The topic of the Trend Report, which begins on 26, is “high-definition inkjet printing.” As one industry expert states in the article, it is estimated 90% of tile manufacturers are currently using this process for making tile. This results in limitless possibilities of tile patterns and textures. It is amazing to me how authentic some of these tile lines are to natural materials such as wood and stone.

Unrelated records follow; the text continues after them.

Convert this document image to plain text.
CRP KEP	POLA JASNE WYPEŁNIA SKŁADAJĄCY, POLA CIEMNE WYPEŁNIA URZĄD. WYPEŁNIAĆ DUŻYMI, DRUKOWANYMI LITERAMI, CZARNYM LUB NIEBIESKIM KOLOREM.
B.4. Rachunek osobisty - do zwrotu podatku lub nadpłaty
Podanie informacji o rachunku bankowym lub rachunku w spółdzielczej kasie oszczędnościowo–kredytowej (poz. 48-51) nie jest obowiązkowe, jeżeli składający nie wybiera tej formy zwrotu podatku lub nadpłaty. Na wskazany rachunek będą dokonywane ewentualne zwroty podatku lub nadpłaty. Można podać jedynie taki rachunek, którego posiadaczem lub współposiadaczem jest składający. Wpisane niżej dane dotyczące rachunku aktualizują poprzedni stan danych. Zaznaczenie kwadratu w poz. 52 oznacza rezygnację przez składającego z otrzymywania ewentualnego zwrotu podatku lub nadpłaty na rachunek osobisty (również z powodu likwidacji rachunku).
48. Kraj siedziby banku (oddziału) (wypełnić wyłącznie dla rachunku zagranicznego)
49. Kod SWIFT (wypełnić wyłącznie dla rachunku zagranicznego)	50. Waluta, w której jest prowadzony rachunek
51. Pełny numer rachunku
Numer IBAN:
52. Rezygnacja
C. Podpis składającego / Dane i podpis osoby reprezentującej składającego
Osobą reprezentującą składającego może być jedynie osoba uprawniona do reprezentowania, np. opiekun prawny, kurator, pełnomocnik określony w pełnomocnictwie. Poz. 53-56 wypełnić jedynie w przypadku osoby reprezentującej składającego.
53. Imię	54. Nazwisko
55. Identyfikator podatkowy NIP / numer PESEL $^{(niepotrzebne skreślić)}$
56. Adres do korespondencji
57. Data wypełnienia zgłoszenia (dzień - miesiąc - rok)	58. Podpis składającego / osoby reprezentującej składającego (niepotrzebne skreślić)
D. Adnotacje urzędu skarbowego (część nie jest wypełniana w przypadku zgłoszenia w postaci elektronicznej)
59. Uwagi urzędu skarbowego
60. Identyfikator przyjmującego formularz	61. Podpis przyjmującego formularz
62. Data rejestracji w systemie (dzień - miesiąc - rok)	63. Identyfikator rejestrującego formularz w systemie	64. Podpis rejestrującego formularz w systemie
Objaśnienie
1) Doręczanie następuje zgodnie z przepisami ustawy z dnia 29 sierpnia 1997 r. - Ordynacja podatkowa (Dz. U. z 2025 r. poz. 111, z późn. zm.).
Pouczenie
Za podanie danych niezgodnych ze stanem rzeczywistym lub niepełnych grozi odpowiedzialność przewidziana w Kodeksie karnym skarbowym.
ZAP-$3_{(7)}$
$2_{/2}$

When wood and stone looks were first introduced years back, to be honest, I didn’t understand why someone would choose the replicated look on tile over the real material because it didn’t look real. Many of the stone-look tiles would look exactly the same, which is not the case with natural stone. But today is a totally different story. The veining and color variation of stone-look tile appears authentic, and high-definition inkjet printing allows for no two tiles to be the same. The grain and knots found in the wood-look tile are also unbelievable. Technology has made it possible to achieve the aesthetic of natural materials but with the durability and easy maintenance of porcelain tile.
And while touring the exhibition hall at Coverings this past spring, I was able to view many of the latest products that have been developed due to advances in technology. In addition to replications of wood and stone, there are tile collections now that have the appearance and feel of concrete and some are now even blending looks such as stone and concrete together for a unique aesthetic. Also, textures are more refined and there are a variety of new shapes and sizes. Thin porcelain tile is also a hot subject. The Coverings Product Round-up (page 46) shows just some of the many new introductions that were on display during the show.

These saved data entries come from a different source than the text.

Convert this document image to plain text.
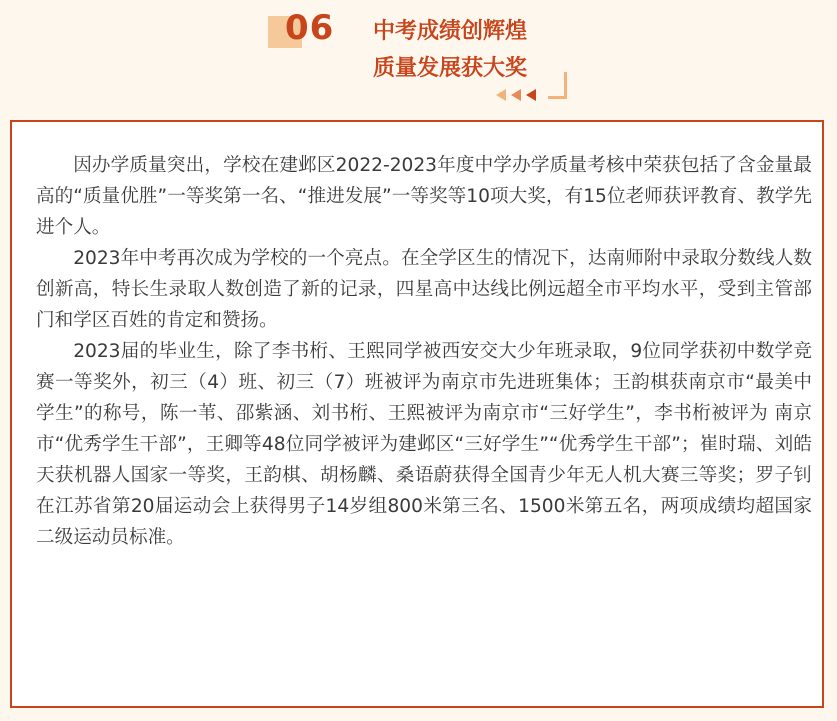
06 中考成绩创辉煌
质量发展获大奖

因办学质量突出，学校在建邺区2022-2023年度中学办学质量考核中荣获包括了含金量最高的“质量优胜”一等奖第一名、“推进发展”一等奖等10项大奖，有15位老师获评教育、教学先进个人。

2023年中考再次成为学校的一个亮点。在全学区生的情况下，达南师附中录取分数线人数创新高，特长生录取人数创造了新的记录，四星高中达线比例远超全市平均水平，受到主管部门和学区百姓的肯定和赞扬。

2023届的毕业生，除了李书桁、王熙同学被西安交大少年班录取，9位同学获初中数学竞赛一等奖外，初三（4）班、初三（7）班被评为南京市先进班集体；王韵棋获南京市“最美中学生”的称号，陈一苇、邵紫涵、刘书桁、王熙被评为南京市“三好学生”，李书桁被评为 南京市“优秀学生干部”，王卿等48位同学被评为建邺区“三好学生”“优秀学生干部”；崔时瑞、刘皓天获机器人国家一等奖，王韵棋、胡杨麟、桑语蔚获得全国青少年无人机大赛三等奖；罗子钊在江苏省第20届运动会上获得男子14岁组800米第三名、1500米第五名，两项成绩均超国家二级运动员标准。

In addition to TILE, I have also worked on Stone World Magazine for many years, and recently became the editor. In some of the forums I have attended lately, it’s interesting that the subject of porcelain and Cosentino’s Dekton are being brought up now too. A few fabricators have said they are just starting to experiment with cutting these materials. Many of the fabricators participating in these discussions believe that this is the beginning of something big. They see the benefits of using these materials in certain applications.
As you will read in the Trend Report, technology is allowing tile manufacturers to do things that they couldn’t before, and new developments will only continue to surface. “Looking ahead, there will be more suppliers of digital printing that will be approved by the various digital printing equipment manufacturers for use in their machines, thus expanding the spectrum of color that can be achieved on a tile,” said Marianne Cox, director of brand marketing for Marazzi USA. “Also, manufacturers of digital printing machines will continue to find ways to combine other printing technologies with their machines in order to create even more sophisticated products that closely emulate not only natural stone looks, but also textiles, woods and other visuals that benefit from depth of color and sophisticated graphics.”
I don’t know about you, but I am looking forward to see what comes next.